Commentary
Video
Mechanism of Action of IPX203
IPX203 combines immediate and extended-release levodopa, utilizing advanced delivery technology to optimize absorption and prolong therapeutic effects in patients with Parkinson disease.
Earlier this month, the FDA approved Amneal Pharmaceuticals’ investigational agent IPX203, an oral formulation of carbidopa/levodopa (CD/LD) extended-release capsules, as a treatment for patients with Parkinson disease (PD). Marketed as Crexont, the therapy is an oral formulation CD/LD which includes immediate-release granules as well as extended-release pellets. In its announcement, Amneal noted it expects the oral treatment to be available to patients in the United States in September 2024.
Amneal’s CD/LD ER capsule product was approved based on data from the phase 3 RISE-PD clinical trial (NCT0300788), a double-blind study published in JAMA Neurology in August 2023. In the study, those treated with IPX203 at least 3 times per day (n = 256) showed a statistically significant improvement of 0.53 hours (95% CI, 0.09-0.97; P = .02) in daily good ON time relative to those on IR CD/LD (n = 250), who were dosed 5 times per day.
Following the approval, NeurologyLive® assembled a panel of movement disorder experts to discuss the downstream impacts of IPX203 as a new treatment for patients with PD. The panelists include Robert Hauser, MD, a professor of neurology at the University of South Florida and director of the Parkinson’s Disease and Movement Disorder Center, and Hubert Fernandez, MD, a neurologist and director of the Center for Neurological Restoration at the Cleveland Clinic.
In this segment, the Hauser and Fernandez provide commentary on the ins and outs of IPX203 and how it operates as a treatment for patients with PD. The clinician panel provided insight on how it differs from previously approved medications, some of the advantages it holds, and the flexibility patients get with this treatment. Furthermore, they touched upon how IPX203 utilizes an advanced delivery technology system to prolong therapeutic effects in this patient population.

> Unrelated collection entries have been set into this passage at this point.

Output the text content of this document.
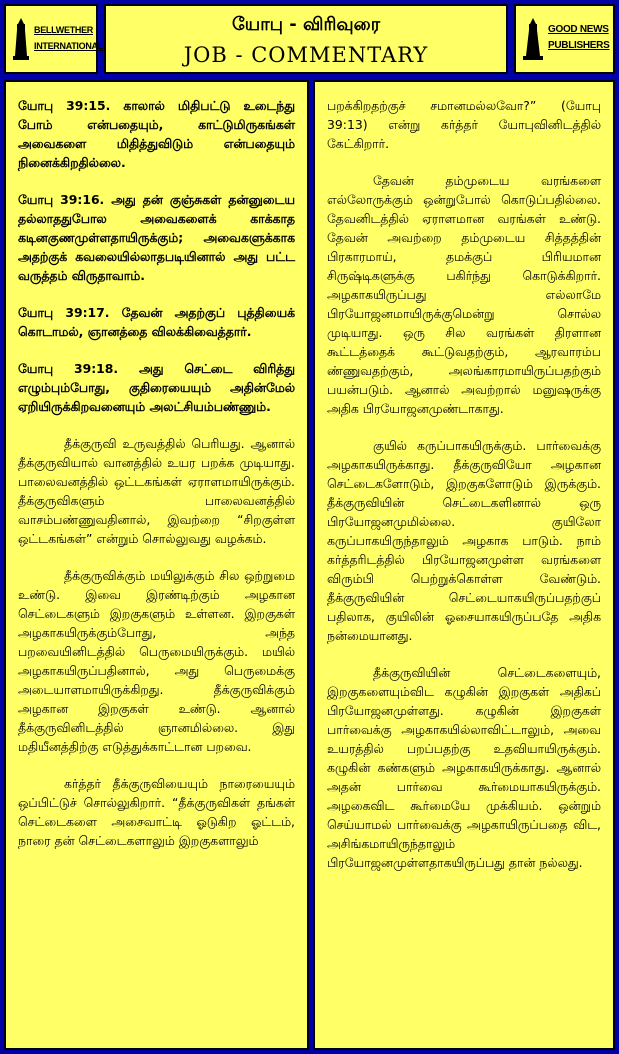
BELLWETHER
INTERNATIONAL
யோபு - விரிவுரை
JOB - COMMENTARY
GOOD NEWS
PUBLISHERS

யோபு 39:15. காலால் மிதிபட்டு உடைந்து போம் என்பதையும், காட்டுமிருகங்கள் அவைகளை மிதித்துவிடும் என்பதையும் நினைக்கிறதில்லை.

யோபு 39:16. அது தன் குஞ்சுகள் தன்னுடைய தல்லாததுபோல அவைகளைக் காக்காத கடினகுணமுள்ளதாயிருக்கும்; அவைகளுக்காக அதற்குக் கவலையில்லாதபடியினால் அது பட்ட வருத்தம் விருதாவாம்.

யோபு 39:17. தேவன் அதற்குப் புத்தியைக் கொடாமல், ஞானத்தை விலக்கிவைத்தார்.

யோபு 39:18. அது செட்டை விரித்து எழும்பும்போது, குதிரையையும் அதின்மேல் ஏறியிருக்கிறவனையும் அலட்சியம்பண்ணும்.

தீக்குருவி உருவத்தில் பெரியது. ஆனால் தீக்குருவியால் வானத்தில் உயர பறக்க முடியாது. பாலைவனத்தில் ஒட்டகங்கள் ஏராளமாயிருக்கும். தீக்குருவிகளும் பாலைவனத்தில் வாசம்பண்ணுவதினால், இவற்றை “சிறகுள்ள ஒட்டகங்கள்” என்றும் சொல்லுவது வழக்கம்.

தீக்குருவிக்கும் மயிலுக்கும் சில ஒற்றுமை உண்டு. இவை இரண்டிற்கும் அழகான செட்டைகளும் இறகுகளும் உள்ளன. இறகுகள் அழகாகயிருக்கும்போது, அந்த பறவையினிடத்தில் பெருமையிருக்கும். மயில் அழகாகயிருப்பதினால், அது பெருமைக்கு அடையாளமாயிருக்கிறது. தீக்குருவிக்கும் அழகான இறகுகள் உண்டு. ஆனால் தீக்குருவினிடத்தில் ஞானமில்லை. இது மதியீனத்திற்கு எடுத்துக்காட்டான பறவை.

கர்த்தர் தீக்குருவியையும் நாரையையும் ஒப்பிட்டுச் சொல்லுகிறார். “தீக்குருவிகள் தங்கள் செட்டைகளை அசைவாட்டி ஓடுகிற ஓட்டம், நாரை தன் செட்டைகளாலும் இறகுகளாலும்

பறக்கிறதற்குச் சமானமல்லவோ?” (யோபு 39:13) என்று கர்த்தர் யோபுவினிடத்தில் கேட்கிறார்.

தேவன் தம்முடைய வரங்களை எல்லோருக்கும் ஒன்றுபோல் கொடுப்பதில்லை. தேவனிடத்தில் ஏராளமான வரங்கள் உண்டு. தேவன் அவற்றை தம்முடைய சித்தத்தின் பிரகாரமாய், தமக்குப் பிரியமான சிருஷ்டிகளுக்கு பகிர்ந்து கொடுக்கிறார். அழகாகயிருப்பது எல்லாமே பிரயோஜனமாயிருக்குமென்று சொல்ல முடியாது. ஒரு சில வரங்கள் திரளான கூட்டத்தைக் கூட்டுவதற்கும், ஆரவாரம்ப ண்ணுவதற்கும், அலங்காரமாயிருப்பதற்கும் பயன்படும். ஆனால் அவற்றால் மனுஷருக்கு அதிக பிரயோஜனமுண்டாகாது.

குயில் கருப்பாகயிருக்கும். பார்வைக்கு அழகாகயிருக்காது. தீக்குருவியோ அழகான செட்டைகளோடும், இறகுகளோடும் இருக்கும். தீக்குருவியின் செட்டைகளினால் ஒரு பிரயோஜனமுமில்லை. குயிலோ கருப்பாகயிருந்தாலும் அழகாக பாடும். நாம் கர்த்தரிடத்தில் பிரயோஜனமுள்ள வரங்களை விரும்பி பெற்றுக்கொள்ள வேண்டும். தீக்குருவியின் செட்டையாகயிருப்பதற்குப் பதிலாக, குயிலின் ஓசையாகயிருப்பதே அதிக நன்மையானது.

தீக்குருவியின் செட்டைகளையும், இறகுகளையும்விட கழுகின் இறகுகள் அதிகப் பிரயோஜனமுள்ளது. கழுகின் இறகுகள் பார்வைக்கு அழகாகயில்லாவிட்டாலும், அவை உயரத்தில் பறப்பதற்கு உதவியாயிருக்கும். கழுகின் கண்களும் அழகாகயிருக்காது. ஆனால் அதன் பார்வை கூர்மையாகயிருக்கும். அழகைவிட கூர்மையே முக்கியம். ஒன்றும் செய்யாமல் பார்வைக்கு அழகாயிருப்பதை விட, அசிங்கமாயிருந்தாலும் பிரயோஜனமுள்ளதாகயிருப்பது தான் நல்லது.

Transcript below edited for clarity.
Robert Hauser, MD: Hubert, can you tell our audience, what is IPX203?
Hubert Fernandez, MD: I think my favorite part of this medication is the way it is engineered—it's the best product we know, the best treatment we know for Parkinson's as of today. So it uses levodopa medication, but also the technology, the advancement in the delivery of the medication to prolong the efficacy of levodopa. It’s a combination of immediate-release and extended-release levodopa. The way they do this is, for levodopa, a quarter of it is in immediate-release granules. And even for those granules, there's a disintegrating polymer to make the absorption faster for these immediate-release granules, and 75% of the levodopa is in extended-release beads. And within those beads, first, it's enteric-coated so that it dissolves a little slower, and then there's this mucoadhesive polymer so it sticks to the small intestines. There is a very short area in the small intestines where absorption is most optimal. And you know, as you know, the small intestines don’t think; they just keep moving whatever is digestible and absorbable down the pipeline. And so, we want it to stick a little longer so more of it is absorbed. That mucoadhesive polymer there increases the duration of absorption for the extended-release beads, and then the next layer for that is the controlled-release polymer, or the slow-release polymer, so that while it’s sticking and being absorbed, it’s absorbed slowly over time, so more of it is absorbed for a longer duration. And then you have the levodopa. Of course, 75% of it is reserved for the extended release. So the net effect is that the 25% of immediate-release granules will work quickly to provide a sooner duration of action, and then the extended-release beads, the 75% of the remaining levodopa, through creative engineering, are absorbed slowly over time to provide that longer duration. So I think it’s a neat product to have thought of all these ways to optimize absorption.
Robert Hauser, MD: Yeah, that’s right, that mucoadhesive polymer is unique to this product, and if you look at the pharmacokinetics, it can maintain levodopa levels for about six hours or so. Now, that doesn’t mean that patients will get a clinical response lasting six hours, so keep that in mind, but it does maintain those levodopa levels.